Beigeordneter DÖRBAUM schlägt vor, die Änderungen aus dem Antrag der CDU-Fraktion in den Antrag der Gruppe SPD/FDP aufzunehmen. So brauche über den Änderungsantrag nicht gesondert abgestimmt zu werden.

 

Beschluss:

Beschluss:

 

Der Rat der Stadt Lüneburg fasst mehrheitlich mit den Stimmen der Gruppe SPD/FDP und der CDU-Fraktion gegen die Stimmen der Fraktion Bündnis 90/ Die Grünen folgenden Beschluss:

 

  1. Der Rat der Stadt Lüneburg spricht sich mit aller Deutlichkeit gegen die von der Landes-   straßenbauverwaltung Niedersachsen vorgeschlagene Vorzugsvariante der geplanten A 39 aus.
  2. Der Rat fordert die zuständige Planungsbehörde auf, die Planung für die vorgeschlagene Vorzugsvariante im Osten nicht fortzusetzen.
  3. Der Rat fordert die zuständige Planungsbehörde nachdrücklich auf, ergänzend in dem offensichtlich zu sehr eingeengten Suchraum im Westen des Landkreises eine Trassenführung zu untersuchen.
  4. Der Rat spricht sich nach Abwägung und Kenntnis der bisher erfolgten Untersuchungen für eine Autobahntrasse im Westen der Stadt aus.

Damit würde gleichzeitig die notwendige Westumgehung als Umfahrung der Stadt Lüneburg hergestellt.

 

Begründung:

Die Vorzugsvariante quert im Osten der Stadt weite Teile des bewohnten Stadtgebietes.

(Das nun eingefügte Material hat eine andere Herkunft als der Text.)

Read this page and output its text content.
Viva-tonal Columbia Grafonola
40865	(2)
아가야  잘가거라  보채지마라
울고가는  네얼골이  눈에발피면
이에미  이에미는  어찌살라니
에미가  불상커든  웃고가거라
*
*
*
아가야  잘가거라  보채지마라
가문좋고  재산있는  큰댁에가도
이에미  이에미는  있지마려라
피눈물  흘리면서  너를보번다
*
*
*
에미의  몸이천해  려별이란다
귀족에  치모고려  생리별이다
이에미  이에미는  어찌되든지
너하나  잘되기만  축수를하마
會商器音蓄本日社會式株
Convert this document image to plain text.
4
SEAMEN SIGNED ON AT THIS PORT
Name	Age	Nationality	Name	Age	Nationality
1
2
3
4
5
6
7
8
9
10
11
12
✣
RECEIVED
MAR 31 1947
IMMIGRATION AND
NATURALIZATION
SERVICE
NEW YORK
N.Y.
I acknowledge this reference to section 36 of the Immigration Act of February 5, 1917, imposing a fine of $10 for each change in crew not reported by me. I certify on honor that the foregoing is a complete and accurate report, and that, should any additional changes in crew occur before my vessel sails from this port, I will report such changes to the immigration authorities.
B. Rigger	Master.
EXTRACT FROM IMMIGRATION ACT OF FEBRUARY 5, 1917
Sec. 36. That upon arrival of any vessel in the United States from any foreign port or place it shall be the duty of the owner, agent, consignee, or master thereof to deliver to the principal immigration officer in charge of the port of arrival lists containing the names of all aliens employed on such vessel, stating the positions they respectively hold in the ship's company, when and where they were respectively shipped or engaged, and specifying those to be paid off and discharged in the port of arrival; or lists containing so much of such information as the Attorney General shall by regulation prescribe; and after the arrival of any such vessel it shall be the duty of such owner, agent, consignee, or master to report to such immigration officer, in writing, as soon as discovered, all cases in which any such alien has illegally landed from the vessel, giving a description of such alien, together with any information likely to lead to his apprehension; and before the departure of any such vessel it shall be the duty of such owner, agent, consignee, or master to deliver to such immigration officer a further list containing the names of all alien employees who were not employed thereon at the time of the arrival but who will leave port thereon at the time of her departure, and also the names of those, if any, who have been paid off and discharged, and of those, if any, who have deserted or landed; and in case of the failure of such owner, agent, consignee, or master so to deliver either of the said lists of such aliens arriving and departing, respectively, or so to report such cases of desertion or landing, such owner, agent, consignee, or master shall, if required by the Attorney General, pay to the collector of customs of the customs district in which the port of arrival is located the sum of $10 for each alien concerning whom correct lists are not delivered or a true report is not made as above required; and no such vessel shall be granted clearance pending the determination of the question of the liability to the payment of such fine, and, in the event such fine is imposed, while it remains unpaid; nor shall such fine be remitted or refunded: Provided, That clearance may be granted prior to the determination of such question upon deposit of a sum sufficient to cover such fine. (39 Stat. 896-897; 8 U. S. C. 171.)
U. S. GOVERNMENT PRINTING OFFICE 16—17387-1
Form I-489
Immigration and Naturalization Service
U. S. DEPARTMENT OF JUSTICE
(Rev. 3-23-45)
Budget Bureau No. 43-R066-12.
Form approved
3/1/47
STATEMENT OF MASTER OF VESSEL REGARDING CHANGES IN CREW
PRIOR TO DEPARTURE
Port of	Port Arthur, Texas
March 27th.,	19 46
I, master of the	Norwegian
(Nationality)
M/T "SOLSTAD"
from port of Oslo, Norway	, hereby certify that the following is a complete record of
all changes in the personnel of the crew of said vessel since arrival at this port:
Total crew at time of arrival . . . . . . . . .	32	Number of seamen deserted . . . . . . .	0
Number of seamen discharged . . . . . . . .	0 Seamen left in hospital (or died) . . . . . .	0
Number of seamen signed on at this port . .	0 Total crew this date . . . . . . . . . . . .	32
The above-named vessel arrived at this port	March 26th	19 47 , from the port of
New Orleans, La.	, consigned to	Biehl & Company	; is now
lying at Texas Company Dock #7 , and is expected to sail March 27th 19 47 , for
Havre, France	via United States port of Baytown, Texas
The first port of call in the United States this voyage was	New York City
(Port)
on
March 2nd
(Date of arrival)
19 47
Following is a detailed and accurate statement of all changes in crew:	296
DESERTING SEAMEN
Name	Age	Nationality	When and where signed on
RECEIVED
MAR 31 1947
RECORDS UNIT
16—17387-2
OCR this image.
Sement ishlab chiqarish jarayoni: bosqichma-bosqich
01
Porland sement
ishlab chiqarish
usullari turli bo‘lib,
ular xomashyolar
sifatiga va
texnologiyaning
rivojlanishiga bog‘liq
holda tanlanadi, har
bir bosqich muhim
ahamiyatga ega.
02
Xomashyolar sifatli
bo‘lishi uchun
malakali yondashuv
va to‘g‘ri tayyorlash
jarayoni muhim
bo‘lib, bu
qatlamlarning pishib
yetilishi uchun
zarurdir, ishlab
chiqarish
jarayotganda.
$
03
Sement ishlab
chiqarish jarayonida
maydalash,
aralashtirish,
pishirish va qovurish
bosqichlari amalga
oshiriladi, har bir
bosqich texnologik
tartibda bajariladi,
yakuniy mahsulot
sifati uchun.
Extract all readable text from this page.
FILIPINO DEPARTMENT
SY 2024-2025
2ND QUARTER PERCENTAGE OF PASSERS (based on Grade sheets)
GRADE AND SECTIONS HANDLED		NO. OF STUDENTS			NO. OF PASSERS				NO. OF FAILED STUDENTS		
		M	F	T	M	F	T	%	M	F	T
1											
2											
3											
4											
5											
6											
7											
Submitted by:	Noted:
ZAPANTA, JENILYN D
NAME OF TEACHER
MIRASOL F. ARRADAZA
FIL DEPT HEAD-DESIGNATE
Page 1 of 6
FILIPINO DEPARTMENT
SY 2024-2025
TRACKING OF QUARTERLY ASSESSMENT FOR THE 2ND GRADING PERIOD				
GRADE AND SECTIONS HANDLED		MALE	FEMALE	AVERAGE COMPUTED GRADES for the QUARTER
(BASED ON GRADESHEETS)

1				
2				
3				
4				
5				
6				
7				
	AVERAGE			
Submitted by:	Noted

Sie führt auf der ohnehin schon extrem stark belasteten Ostumgehung in unmittelbarer Nähe  an Lüneburger Wohngebieten vorbei und belastet ca. 6000 Menschen erheblich in der Wohn- und Lebensqualität. Offensichtlich wurde bei der vorzunehmenden Abwägung dem Schutzgut „Mensch“ nicht der notwendige Vorrang eingeräumt.